Reisejournal, Zehnter Tag. Konzerthausorchester Berlin. Madrid und der Abschied. Sonntag, der 17. Februar 2008.

8.25 Uhr:
[Madrid, Hotel Praga. Erstes Kaffeekännchen]Es gibt Aufführungen, die haben ein Geheimnis, das wie das Geheimnis des Lebens selbst ist; was immer man erklären will und vielleicht auch wirklich erklärt, es bleibt da ein deutlich schwingender Rest an Ungefährem, an etwas, das sich n i c h t oder nur andeutungsweise auflösen läßt. Zugleich aber hat man selbst es voll in der Hand, nein, da ist niemand von außen, es zu steuern oder gar zu schaffen; man schuf selbst. Manche Sätze sind so, manche Formulierungen nicht nur in Gedichten, nein, auch in Romanen, und sogar in theoretischen Texten kommen sie vor. Man sieht sie dann an und ist ganz perplex; Jahre später stellt sich der Eindruck her, man habe sie gar nicht geschrieben, sondern etwas durch einen hindurch. Aber das täuscht, weil das Moment des Entstehens so lange zurückliegt, und die schöpferischen Momente sind nicht mehr spürbar.

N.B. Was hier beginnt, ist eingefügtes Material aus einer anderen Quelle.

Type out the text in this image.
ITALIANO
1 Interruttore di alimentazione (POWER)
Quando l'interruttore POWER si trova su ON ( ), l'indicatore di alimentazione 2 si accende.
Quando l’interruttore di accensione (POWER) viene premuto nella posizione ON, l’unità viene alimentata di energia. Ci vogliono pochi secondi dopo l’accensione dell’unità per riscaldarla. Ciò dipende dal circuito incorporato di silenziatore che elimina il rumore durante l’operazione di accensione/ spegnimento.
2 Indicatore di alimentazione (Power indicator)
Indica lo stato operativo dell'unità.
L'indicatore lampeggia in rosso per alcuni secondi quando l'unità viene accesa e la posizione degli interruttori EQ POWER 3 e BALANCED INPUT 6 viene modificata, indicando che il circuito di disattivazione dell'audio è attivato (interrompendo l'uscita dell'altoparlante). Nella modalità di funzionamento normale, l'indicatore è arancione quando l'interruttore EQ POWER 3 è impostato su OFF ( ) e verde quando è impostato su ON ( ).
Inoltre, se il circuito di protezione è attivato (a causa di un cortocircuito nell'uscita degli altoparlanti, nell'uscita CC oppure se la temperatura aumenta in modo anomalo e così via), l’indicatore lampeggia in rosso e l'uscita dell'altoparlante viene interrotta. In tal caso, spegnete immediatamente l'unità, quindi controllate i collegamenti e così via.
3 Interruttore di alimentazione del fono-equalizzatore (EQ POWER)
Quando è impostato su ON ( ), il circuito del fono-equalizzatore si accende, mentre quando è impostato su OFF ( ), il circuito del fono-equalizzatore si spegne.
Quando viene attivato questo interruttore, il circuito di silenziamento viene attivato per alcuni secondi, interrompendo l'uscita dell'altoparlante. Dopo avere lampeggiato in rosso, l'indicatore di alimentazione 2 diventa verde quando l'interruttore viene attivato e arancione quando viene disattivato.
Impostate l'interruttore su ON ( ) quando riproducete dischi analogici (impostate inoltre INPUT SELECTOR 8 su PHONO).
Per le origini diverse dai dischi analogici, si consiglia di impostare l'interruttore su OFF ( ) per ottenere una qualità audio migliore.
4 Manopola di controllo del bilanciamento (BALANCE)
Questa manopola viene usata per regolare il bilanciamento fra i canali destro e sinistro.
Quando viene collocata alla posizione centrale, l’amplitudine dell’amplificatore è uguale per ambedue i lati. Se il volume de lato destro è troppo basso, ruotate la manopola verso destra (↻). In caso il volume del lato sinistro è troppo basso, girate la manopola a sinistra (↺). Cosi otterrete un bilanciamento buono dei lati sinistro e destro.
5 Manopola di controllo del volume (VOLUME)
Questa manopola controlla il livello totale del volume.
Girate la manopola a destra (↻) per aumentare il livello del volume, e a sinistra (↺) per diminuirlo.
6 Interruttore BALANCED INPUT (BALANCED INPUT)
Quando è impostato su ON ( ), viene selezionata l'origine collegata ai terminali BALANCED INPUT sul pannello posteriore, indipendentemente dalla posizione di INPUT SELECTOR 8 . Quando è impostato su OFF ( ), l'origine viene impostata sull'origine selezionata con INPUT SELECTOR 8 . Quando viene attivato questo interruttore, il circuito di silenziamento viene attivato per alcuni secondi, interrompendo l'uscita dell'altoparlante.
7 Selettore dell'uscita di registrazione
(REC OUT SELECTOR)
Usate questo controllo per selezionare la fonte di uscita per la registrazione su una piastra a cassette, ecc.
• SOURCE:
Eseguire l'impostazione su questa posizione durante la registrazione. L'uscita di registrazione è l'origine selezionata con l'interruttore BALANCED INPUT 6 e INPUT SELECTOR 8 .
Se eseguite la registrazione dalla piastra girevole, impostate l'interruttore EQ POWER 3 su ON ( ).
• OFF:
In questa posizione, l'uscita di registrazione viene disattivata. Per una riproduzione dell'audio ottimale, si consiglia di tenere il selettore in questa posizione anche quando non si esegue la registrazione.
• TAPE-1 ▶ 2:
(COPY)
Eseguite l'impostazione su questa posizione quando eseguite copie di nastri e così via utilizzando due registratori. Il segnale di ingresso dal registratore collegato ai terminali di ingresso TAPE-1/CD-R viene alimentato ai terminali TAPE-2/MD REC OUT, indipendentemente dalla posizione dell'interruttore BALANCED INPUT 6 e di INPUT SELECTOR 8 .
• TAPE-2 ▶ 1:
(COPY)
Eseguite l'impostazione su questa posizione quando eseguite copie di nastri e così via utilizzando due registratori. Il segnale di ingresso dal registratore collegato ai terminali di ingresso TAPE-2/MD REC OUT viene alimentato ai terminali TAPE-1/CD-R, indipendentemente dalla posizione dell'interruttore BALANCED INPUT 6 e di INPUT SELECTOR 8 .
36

Gestern abend ist so ein Abend gewesen, im Stravinski kündigte er sich schon an und brach in Severin v. Eckardstein durch. Das hatte eine solche Stupendität, daß zwar gebravot wurde, aber man den Kopf schüttelte, als wollte man einer Halluzination ledig werden, die dennoch nicht wich. Deshalb wich man selbst, das Publikum ließ die zahlreichen Hände sinken und strömte in die wie in Spanien hier immer sehr kurze Pause. Kaum hast du deine Zigarette entzündet, ruft’s dich schon wieder herein. Da wars ja bereits nahe halb zwölf Uhr nacht, als…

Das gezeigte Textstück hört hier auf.